Aerographite is a network of porous carbon tubes three-dimensionally interwoven at nano and micro levels; it’s lightweight; stable; electrically conductive; ductile; and non-transparent. It’s also very strong.
“Our work is causing great discussion in the scientific community,” said Matthias Mecklenburg, a PhD student from the Hamburg University of Technology (TUHH). “Aerographite weighs four times less than the world-record-holder.”
The previous record-holder was a nickel-based tube with porous walls, but since carbon has a lower atomic mass than nickel, these tubes are lighter. The highly resilient material also has excellent compression – it can be compressed up to 95% and pulled back to its original form without any damage – and tension load.

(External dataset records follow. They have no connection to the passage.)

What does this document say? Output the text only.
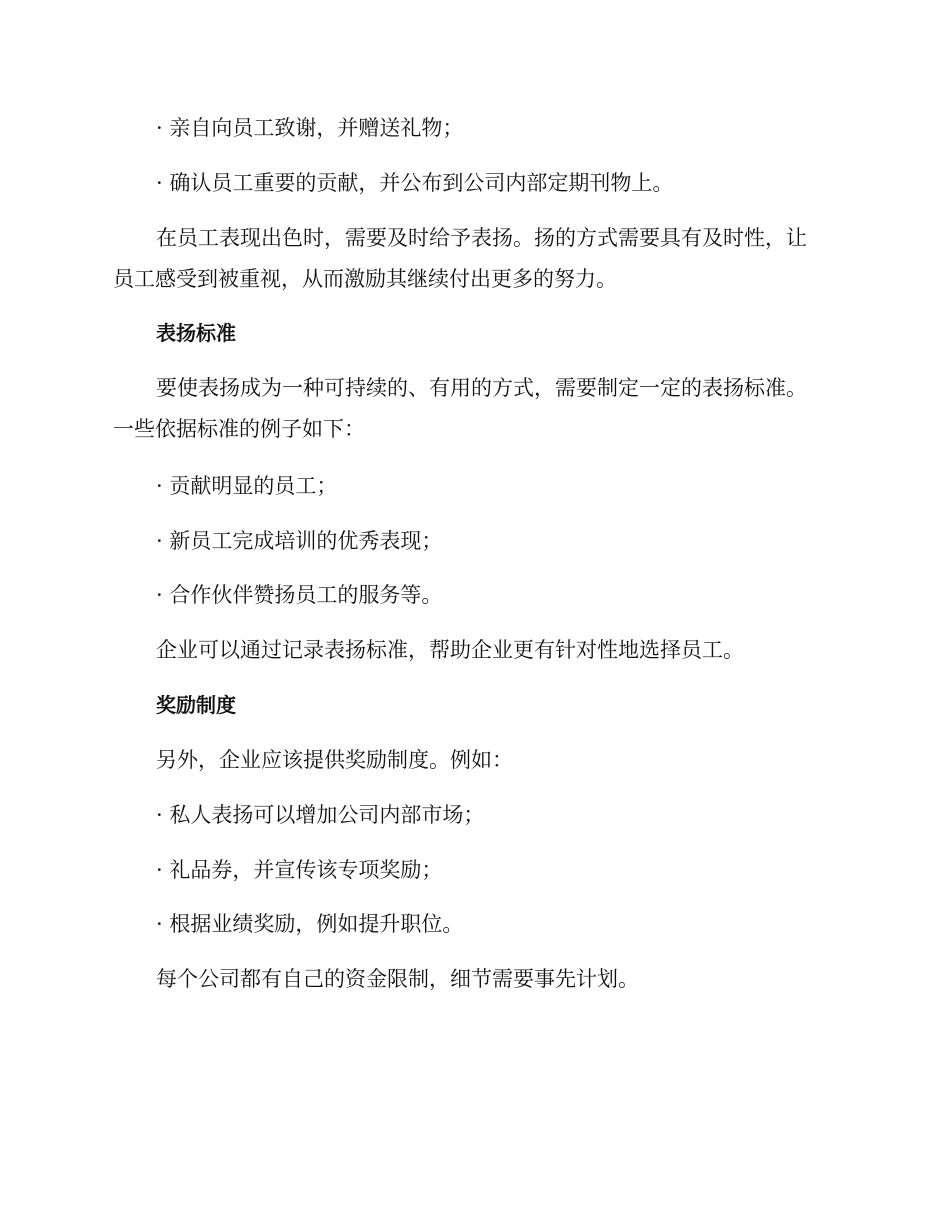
· 亲自向员工致谢，并赠送礼物；
· 确认员工重要的贡献，并公布到公司内部定期刊物上。
在员工表现出色时，需要及时给予表扬。扬的方式需要具有及时性，让
员工感受到被重视，从而激励其继续付出更多的努力。
表扬标准
要使表扬成为一种可持续的、有用的方式，需要制定一定的表扬标准。
一些依据标准的例子如下：
· 贡献明显的员工；
· 新员工完成培训的优秀表现；
· 合作伙伴赞扬员工的服务等。
企业可以通过记录表扬标准，帮助企业更有针对性地选择员工。
奖励制度
另外，企业应该提供奖励制度。例如：
· 私人表扬可以增加公司内部市场；
· 礼品券，并宣传该专项奖励；
· 根据业绩奖励，例如提升职位。
每个公司都有自己的资金限制，细节需要事先计划。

The tubes are made from a powdered zinc oxide which colleagues at Kiel University (KU) transformed into a crystalline form by heating to 900°C. From this, they made a kind of pill which contained micro and nano structures called tetrapods which interweave and form a stable entity – the network that is the basis for Aerographite.
Researchers at TUHH placed the pill in a reactor to undergo chemical vapour deposition, heating it up to 760°C.
“In a streaming gas atmosphere that is enriched with carbon, the zinc oxide is being equipped with a graphite coating of only a few atomic layers,” said Professor Karl Schulte. “This forms the tangled-web structures of the Aerographite.”
Hydrogen is also introduced, which reacts with the oxygen in the zinc oxide, releasing steam and zinc gas. What is left behind is a characteristic interwoven, tube-like carbon structure.
“The faster we get the zinc out, the more porous the tube’s walls get and the lighter the material,” said Mecklenburg. “There is considerable scope.”
The material has endless potential applications: it could fit onto the electrodes of Li-ion batteries; be used in electronics for aviation and satellites; or used as an absorbent for persistent water pollutants.